Otras jóvenes rescatistas como Laurent Balart y Yisel Garrido, de la Cruz Roja, o Yadelis Esquivel, psicóloga de apoyo en desastres, corrían de un punto a otro en el área del Saratoga. Y mientras ellas hacían lo que mejor saben hacer, enfocarse en salvar vidas, un joven neurocirujano y un equipo multidisciplinario en el que hay también otros jóvenes, entraban al quirófano con un niño de dos años en sus manos y la misma convicción de salvar.
A media tarde, cuando acababa la intervención quirúrgica, probablemente nadie esperaba que en solo 24 horas se superarían las 1 500 donaciones de sangre y que al día siguiente la cifra sobrepasaría las 2 000.
Mientras el equipo liderado por Dr C. Marlon Ortiz Machín, junto al resto de los neurocirujanos, enfermeros, anestesiólogos, técnicos e intensivistas pediátricos que se movilizaron hacia el hospital Hermanos Ameijeiras, retiraba la astilla de madera impregnada en el cráneo del pequeño, la joven residente de cirugía maxilofacial Lisset Rodríguez, de 27 años, participaba por primera vez en la atención de casos como los llegados al Calixto García.
A esa misma hora, Luisito, enfermero intensivista, alistaba al equipo de enfermería que lidera en la sala de cuidados intensivos del hospital Juan Manuel Márquez, que no sobrepasa los 25 años de edad promedio, para la llegada de menores de edad heridos en el fatal accidente.
A sus 22 años, Luis Orlando Brito, Luisito, defiende la enfermería como arma estratégica para la recuperación de sus pequeños pacientes. Ellos –dice–, son quienes velan con un estricto monitoreo por los pequeños que más lo necesitan, aquellos en estado de gravedad.
Estaba de guardia el viernes 6 de mayo, cuando ocurrió el siniestro en el Saratoga, y cuenta que el equipo entero se movilizó. “Todos trabajamos unidos. Nada es más gratificante que ver la sonrisa de un niño cuando ya se siente bien, es lo más grande del mundo”.
Para que haya más de esas sonrisas, él y sus colegas siguen todavía en pie. “Hasta que se recupere el último niño”, afirma.
Para la noche del mismo viernes, ya cientos de jóvenes articulaban en las redes sociales donaciones para los damnificados, convocaban vigilias para transmitir fuerza a las familias, se ofrecían como voluntarios para las tareas de salvamento.
Otros estaban allí, guiando los pasos de los héroes de cuatro patas de la brigada canina, retirando escombros, metiéndose al amasijo retorcido de piedras y hierro, gritándole a la cara que no iban a dejarse arrebatar tan fácil la esperanza.

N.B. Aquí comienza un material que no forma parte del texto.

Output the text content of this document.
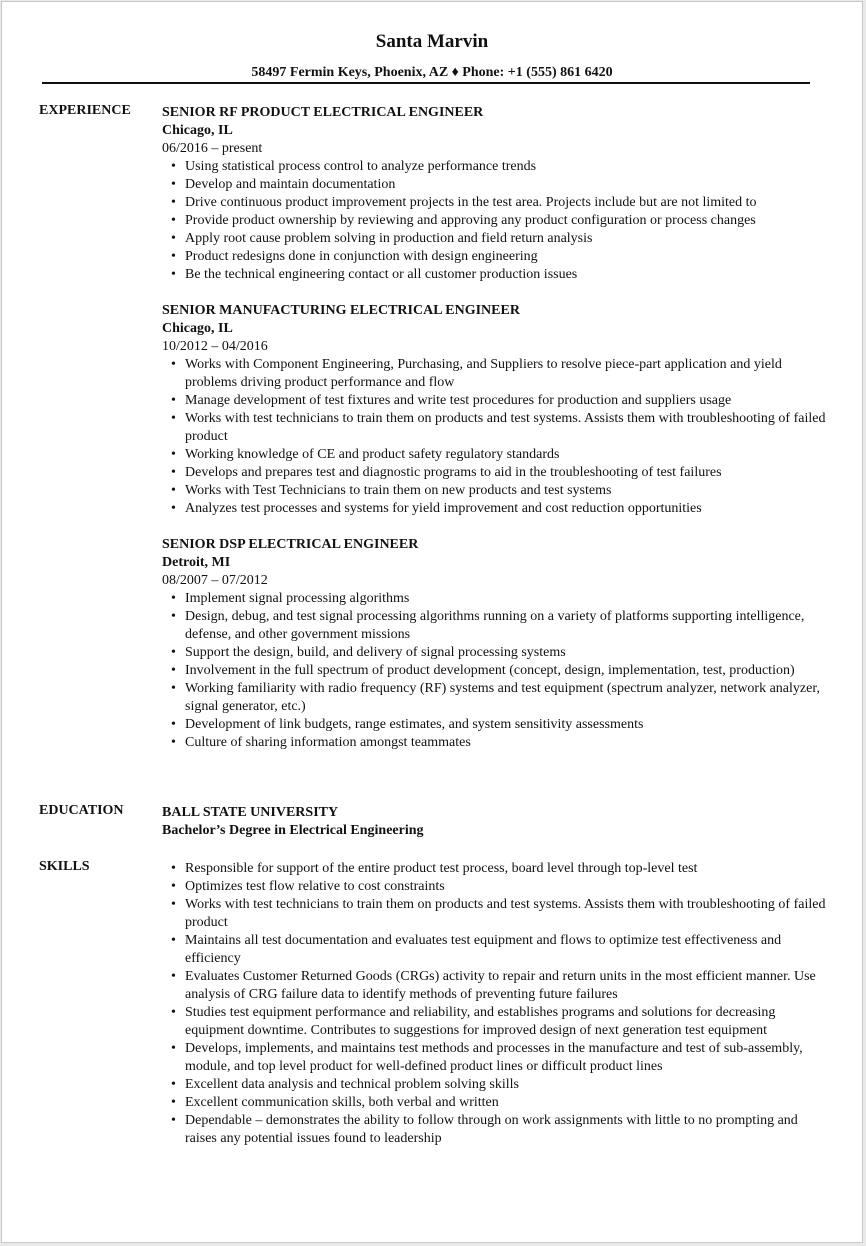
Santa Marvin
58497 Fermin Keys, Phoenix, AZ ♦ Phone: +1 (555) 861 6420
EXPERIENCE SENIOR RF PRODUCT ELECTRICAL ENGINEER

Chicago, IL

06/2016 – present

• Using statistical process control to analyze performance trends
• Develop and maintain documentation
• Drive continuous product improvement projects in the test area. Projects include but are not limited to
• Provide product ownership by reviewing and approving any product configuration or process changes
• Apply root cause problem solving in production and field return analysis
• Product redesigns done in conjunction with design engineering
• Be the technical engineering contact or all customer production issues

SENIOR MANUFACTURING ELECTRICAL ENGINEER

Chicago, IL

10/2012 – 04/2016

• Works with Component Engineering, Purchasing, and Suppliers to resolve piece-part application and yield problems driving product performance and flow
• Manage development of test fixtures and write test procedures for production and suppliers usage
• Works with test technicians to train them on products and test systems. Assists them with troubleshooting of failed product
• Working knowledge of CE and product safety regulatory standards
• Develops and prepares test and diagnostic programs to aid in the troubleshooting of test failures
• Works with Test Technicians to train them on new products and test systems
• Analyzes test processes and systems for yield improvement and cost reduction opportunities

SENIOR DSP ELECTRICAL ENGINEER

Detroit, MI

08/2007 – 07/2012

• Implement signal processing algorithms
• Design, debug, and test signal processing algorithms running on a variety of platforms supporting intelligence, defense, and other government missions
• Support the design, build, and delivery of signal processing systems
• Involvement in the full spectrum of product development (concept, design, implementation, test, production)
• Working familiarity with radio frequency (RF) systems and test equipment (spectrum analyzer, network analyzer, signal generator, etc.)
• Development of link budgets, range estimates, and system sensitivity assessments
• Culture of sharing information amongst teammates
EDUCATION	BALL STATE UNIVERSITY

Bachelor’s Degree in Electrical Engineering

SKILLS
•	Responsible for support of the entire product test process, board level through top-level test
• Optimizes test flow relative to cost constraints
• Works with test technicians to train them on products and test systems. Assists them with troubleshooting of failed product
• Maintains all test documentation and evaluates test equipment and flows to optimize test effectiveness and efficiency
• Evaluates Customer Returned Goods (CRGs) activity to repair and return units in the most efficient manner. Use analysis of CRG failure data to identify methods of preventing future failures
• Studies test equipment performance and reliability, and establishes programs and solutions for decreasing equipment downtime. Contributes to suggestions for improved design of next generation test equipment
• Develops, implements, and maintains test methods and processes in the manufacture and test of sub-assembly, module, and top level product for well-defined product lines or difficult product lines
• Excellent data analysis and technical problem solving skills
• Excellent communication skills, both verbal and written
• Dependable – demonstrates the ability to follow through on work assignments with little to no prompting and raises any potential issues found to leadership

La esperanza es la propia vida aferrándose. Cuando se va, cuando la realidad rompe el hilo fino que la sostiene y la separa de la más absoluta tristeza, no hay modo de que el dolor de perderla no lacere. Porque cuando la esperanza se declara vencida, esa derrota es, de algún modo, para siempre. Y si existe un alivio, es el de saber que toda una ciudad, y lo mejor de su gente, estuvo allí hasta el último minuto para sostenerla.